With all the functionality of notebooks and netbooks plus the latest crop of e-readers, Apple announced its long awaited iPad at the Yerba Buena Center for the Arts Theater in San Francisco today. Standard connectivity is via Wi-Fi, with 3G an option. Of course, it includes the computer functionality of smart phones as well, but you wouldn’t use this device to make phone calls with a traditional calling plan.
The iPad weighs 1.5 lb with a 9.7-in. in-plane switching (IPS) display (see the figure). According to Steve Jobs, this is a super high-quality display with a wide viewing angle. The screen has black border around it. And as you might expect with a tablet-style computer, touch is the way to navigate applications.
The iPad has a large capacitive multitouch screen, which means you can use fingers on both hands to do your work, though most users will probably employ the familiar point, swipe and pinch motions. Like a notebook computer, this one has a keyboard, but not a physical one. The virtual keyboard appears on the lower half of the screen when called upon. You can type on it like you would on a standard keyboard. An optional physical keyboard can dock with the iPad.

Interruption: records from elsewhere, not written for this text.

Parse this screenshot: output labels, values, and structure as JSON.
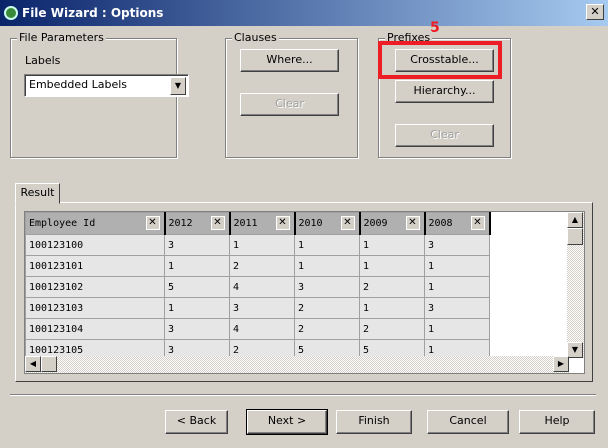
{
  "window": {
    "title": "File Wizard : Options",
    "close": "✕"
  },
  "annotation": {
    "label": "5",
    "color": "#ee1c24"
  },
  "file_parameters": {
    "title": "File Parameters",
    "labels_label": "Labels",
    "labels_value": "Embedded Labels"
  },
  "clauses": {
    "title": "Clauses",
    "where": "Where...",
    "clear": "Clear"
  },
  "prefixes": {
    "title": "Prefixes",
    "crosstable": "Crosstable...",
    "hierarchy": "Hierarchy...",
    "clear": "Clear"
  },
  "result": {
    "tab": "Result",
    "columns": [
      "Employee Id",
      "2012",
      "2011",
      "2010",
      "2009",
      "2008"
    ],
    "rows": [
      [
        "100123100",
        "3",
        "1",
        "1",
        "1",
        "3"
      ],
      [
        "100123101",
        "1",
        "2",
        "1",
        "1",
        "1"
      ],
      [
        "100123102",
        "5",
        "4",
        "3",
        "2",
        "1"
      ],
      [
        "100123103",
        "1",
        "3",
        "2",
        "1",
        "3"
      ],
      [
        "100123104",
        "3",
        "4",
        "2",
        "2",
        "1"
      ],
      [
        "100123105",
        "3",
        "2",
        "5",
        "5",
        "1"
      ]
    ]
  },
  "footer": {
    "back": "< Back",
    "next": "Next >",
    "finish": "Finish",
    "cancel": "Cancel",
    "help": "Help"
  }
}
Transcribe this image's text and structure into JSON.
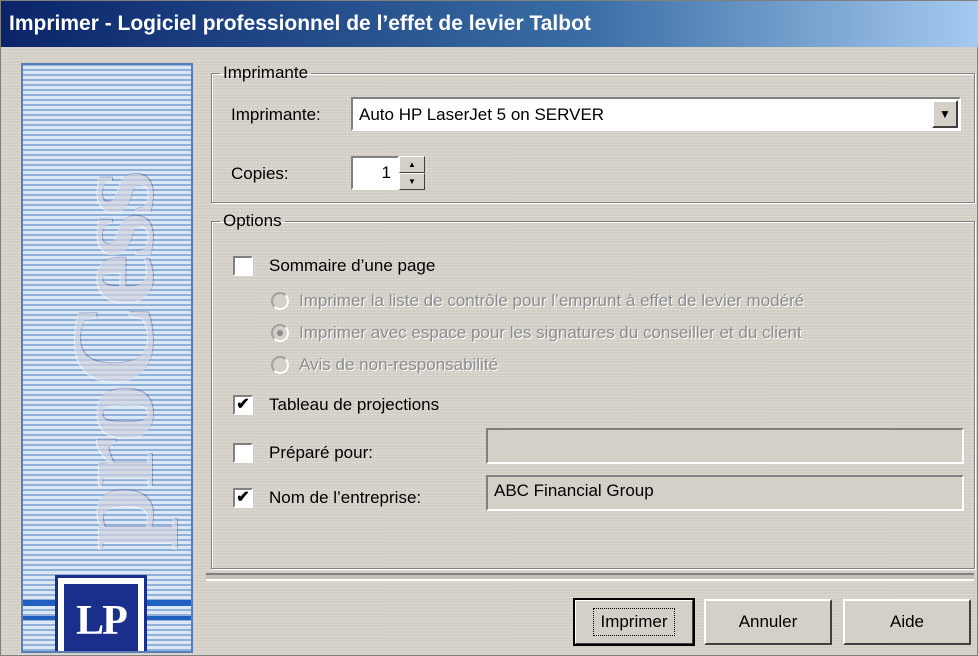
{
  "window": {
    "title": "Imprimer - Logiciel professionnel de l’effet de levier Talbot"
  },
  "banner": {
    "word": "proCess",
    "logo_text": "LP"
  },
  "printer_group": {
    "legend": "Imprimante",
    "printer_label": "Imprimante:",
    "printer_value": "Auto HP LaserJet 5 on SERVER",
    "copies_label": "Copies:",
    "copies_value": "1"
  },
  "options_group": {
    "legend": "Options",
    "summary_checkbox": {
      "label": "Sommaire d’une page",
      "checked": false
    },
    "radios": [
      {
        "label": "Imprimer la liste de contrôle pour l’emprunt à effet de levier modéré",
        "selected": false,
        "enabled": false
      },
      {
        "label": "Imprimer avec espace pour les signatures du conseiller et du client",
        "selected": true,
        "enabled": false
      },
      {
        "label": "Avis de non-responsabilité",
        "selected": false,
        "enabled": false
      }
    ],
    "projections_checkbox": {
      "label": "Tableau de projections",
      "checked": true,
      "mark": "✔"
    },
    "prepared_for": {
      "label": "Préparé pour:",
      "checked": false,
      "value": ""
    },
    "company_name": {
      "label": "Nom de l’entreprise:",
      "checked": true,
      "value": "ABC Financial Group",
      "mark": "✔"
    }
  },
  "buttons": {
    "print": "Imprimer",
    "cancel": "Annuler",
    "help": "Aide"
  },
  "icons": {
    "dropdown": "▼",
    "spin_up": "▲",
    "spin_down": "▼"
  }
}
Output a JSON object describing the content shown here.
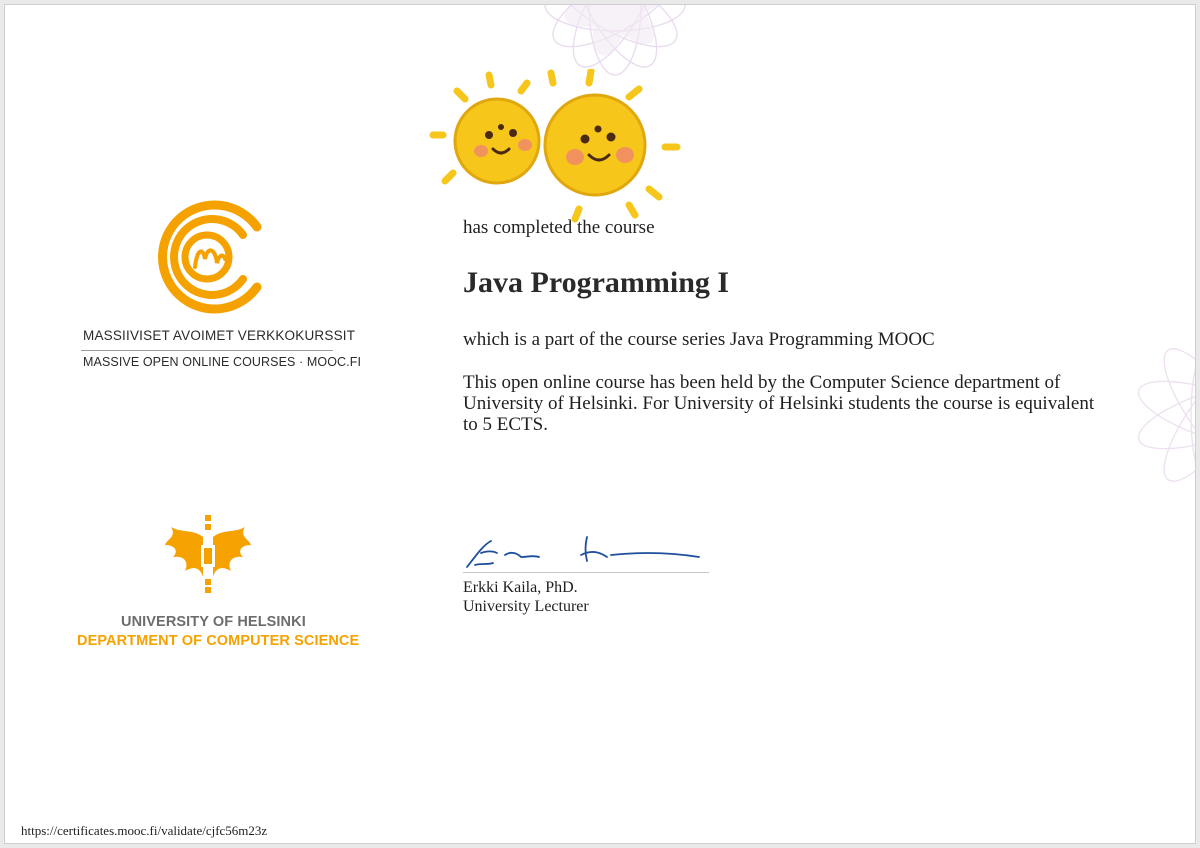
{
  "logos": {
    "mooc_line1": "MASSIIVISET AVOIMET VERKKOKURSSIT",
    "mooc_line2": "MASSIVE OPEN ONLINE COURSES · MOOC.FI",
    "uh_line1": "UNIVERSITY OF HELSINKI",
    "uh_line2": "DEPARTMENT OF COMPUTER SCIENCE"
  },
  "certificate": {
    "completed_text": "has completed the course",
    "course_title": "Java Programming I",
    "series_text": "which is a part of the course series Java Programming MOOC",
    "description": "This open online course has been held by the Computer Science department of University of Helsinki. For University of Helsinki students the course is equivalent to 5 ECTS."
  },
  "signer": {
    "name": "Erkki Kaila, PhD.",
    "title": "University Lecturer"
  },
  "validation_url": "https://certificates.mooc.fi/validate/cjfc56m23z",
  "colors": {
    "orange": "#f5a200",
    "signature_blue": "#1f4f9c",
    "sun_yellow": "#f7c61a"
  }
}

The heart of the tablet is a custom processor, Apple’s 1-GHz A4. This processor is likely the fruit of Apple’s acquisition of PA Semiconductor in 2008. The computer offers 16 Gbytes of memory standard. It also is available with 32 or 64 Gbytes.
As part of the demo, Apple showed an iPod syncing with the iPad via a USB port. The latest version of Bluetooth is also built into the device.
Apple spent much time at the press conference showing how different applications work on the iPad. One of the most impressive was a copy of the front page of The New York Times on the screen, e-reader style. And by the way, Apple has its own book store now. The iBook store offers titles from publishers such as Penguin, HarperCollins, Simon & Schuster, Macmillan, and Hachette.
The iPad is designed to run all of the apps that run on the iPhone. Plus, Apple is expecting a whole new generation of applications designed just for this product. The price starts at an amazingly low $499 for the 16-Gbyte model. A souped-up model with a 64-Gbyte memory plus 3G is only $829. An unlimited data plan costs $29.99 per month, which includes free use of AT&T Wi-Fi hot spots. Wi-Fi models will ship in late March, with 3G models shipping in April.